Against backdrop of poor global car sales due to i) increasing dominance of Tesla and BYD in the EV space, ii) shift of EV car strategy in the US, iii) ongoing discussion over the import tariff on China's car imports in Europe and potential phasing out of EV tax credit under the new US presidency, D&O is expected to be adversely impacted, given its high dependency on the automotive exposure in China. Coupled with the long holiday break during the Lunar New Year, we expect the weak momentum to persist until mid-2025. To cushion the impact of weak automotive LED sales, the group has ventured into module business by tapping into the opportunities arising from heightening trade tensions. Although we think the current share price has priced in the weakness in automotive market, near-term positive catalyst is not visible either. Neutral with an unchanged TP of RM1.99 based on 30x FY25 EPS.
- The global car market is in the doldrums. For the first 9 months, global car sales saw a marginal growth of 0.4% to 63.4m units while China's passenger car sales grew 2.1% YoY to 21.5m units compared to D&O's sales growth of 15% YoY. Meanwhile, our channel checks revealed that China's car sales are likely to see a steep pullback in the 4Q, which is usually the strongest quarter of the year, due to a severe inventory overhang situation. Meanwhile, European automakers who have production facilities in China are also scaling back their production due to uncertainties over the ongoing discussions between China and the EU on alternative plans to European tariffs on China's electric vehicles, including minimum prices capped on China car imports. In the US, automakers are also putting their EV expansion on hold as the new administration under Donald Trump might phase out the electric vehicle tax credit worth USD7,500 and the potential import tariff of 20% imposed on Mexico and Canada on all imports.

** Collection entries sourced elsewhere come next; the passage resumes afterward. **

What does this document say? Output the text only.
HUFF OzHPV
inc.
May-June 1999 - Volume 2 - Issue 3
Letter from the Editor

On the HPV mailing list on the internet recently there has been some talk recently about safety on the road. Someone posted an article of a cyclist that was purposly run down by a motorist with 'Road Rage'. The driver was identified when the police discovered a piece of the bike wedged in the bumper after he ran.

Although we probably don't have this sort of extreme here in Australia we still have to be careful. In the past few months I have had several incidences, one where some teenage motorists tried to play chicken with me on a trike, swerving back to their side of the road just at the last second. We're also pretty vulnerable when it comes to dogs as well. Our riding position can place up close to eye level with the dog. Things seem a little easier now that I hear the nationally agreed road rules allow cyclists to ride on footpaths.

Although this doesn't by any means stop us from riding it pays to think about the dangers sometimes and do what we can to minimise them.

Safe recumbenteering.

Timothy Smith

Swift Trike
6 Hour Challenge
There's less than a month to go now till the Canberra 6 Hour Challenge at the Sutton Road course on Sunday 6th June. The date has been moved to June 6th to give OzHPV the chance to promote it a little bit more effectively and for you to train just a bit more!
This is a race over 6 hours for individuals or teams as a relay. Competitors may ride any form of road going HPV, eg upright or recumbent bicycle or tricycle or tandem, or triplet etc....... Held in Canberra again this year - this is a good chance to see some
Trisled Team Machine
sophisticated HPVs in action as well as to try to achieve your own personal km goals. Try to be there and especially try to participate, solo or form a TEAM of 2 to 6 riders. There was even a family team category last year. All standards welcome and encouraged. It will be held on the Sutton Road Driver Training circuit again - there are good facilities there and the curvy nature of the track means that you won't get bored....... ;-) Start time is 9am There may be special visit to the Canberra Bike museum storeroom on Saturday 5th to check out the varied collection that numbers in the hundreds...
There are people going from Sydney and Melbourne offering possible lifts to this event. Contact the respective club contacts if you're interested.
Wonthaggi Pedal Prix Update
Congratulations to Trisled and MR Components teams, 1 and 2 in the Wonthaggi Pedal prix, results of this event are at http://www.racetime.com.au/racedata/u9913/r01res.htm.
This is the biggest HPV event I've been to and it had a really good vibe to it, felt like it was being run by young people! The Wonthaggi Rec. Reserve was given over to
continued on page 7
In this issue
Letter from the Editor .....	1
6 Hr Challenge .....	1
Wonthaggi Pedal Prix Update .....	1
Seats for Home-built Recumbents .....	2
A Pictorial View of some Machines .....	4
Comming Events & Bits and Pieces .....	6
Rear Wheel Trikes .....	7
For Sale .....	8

- Still eyeing growth in 2025. Despite the challenging landscape, management has expected a better sales growth target of 10% for FY25 compared to FY24's 5%. The key growth drivers are i) smart RGB LED (+10% YoY), ii) Rear Combination Light SpicePlus 2520 (+60% YoY), iii) Headlamp NagaJo (+70% YoY) and maiden contribution from BLU Direct Lit BeveLED. Given the various challenges, we expect the situation to gradually improve by mid-2025.
- New module business gaining traction. Currently, 3 projects are in mass production, namely, the i) electric vehicle control unit, ii) enhanced remote power module and iii) door pod and RKE. Another 3 projects, namely i) exterior lighting switch, ii) wireless charges and iii) electric vehicle control unit generation 2, are set to see mass production by 1H 2025. There are another 6 projects currently under request for quotation stage, and they are likely to enter mass production in 2025. To prepare for more new automotive projects that are going to relocate to Malaysia in 2026/27, the group has recently acquired a parcel of 21 acres land (925,000 sq ft) and the construction is expected to kick start in 2026.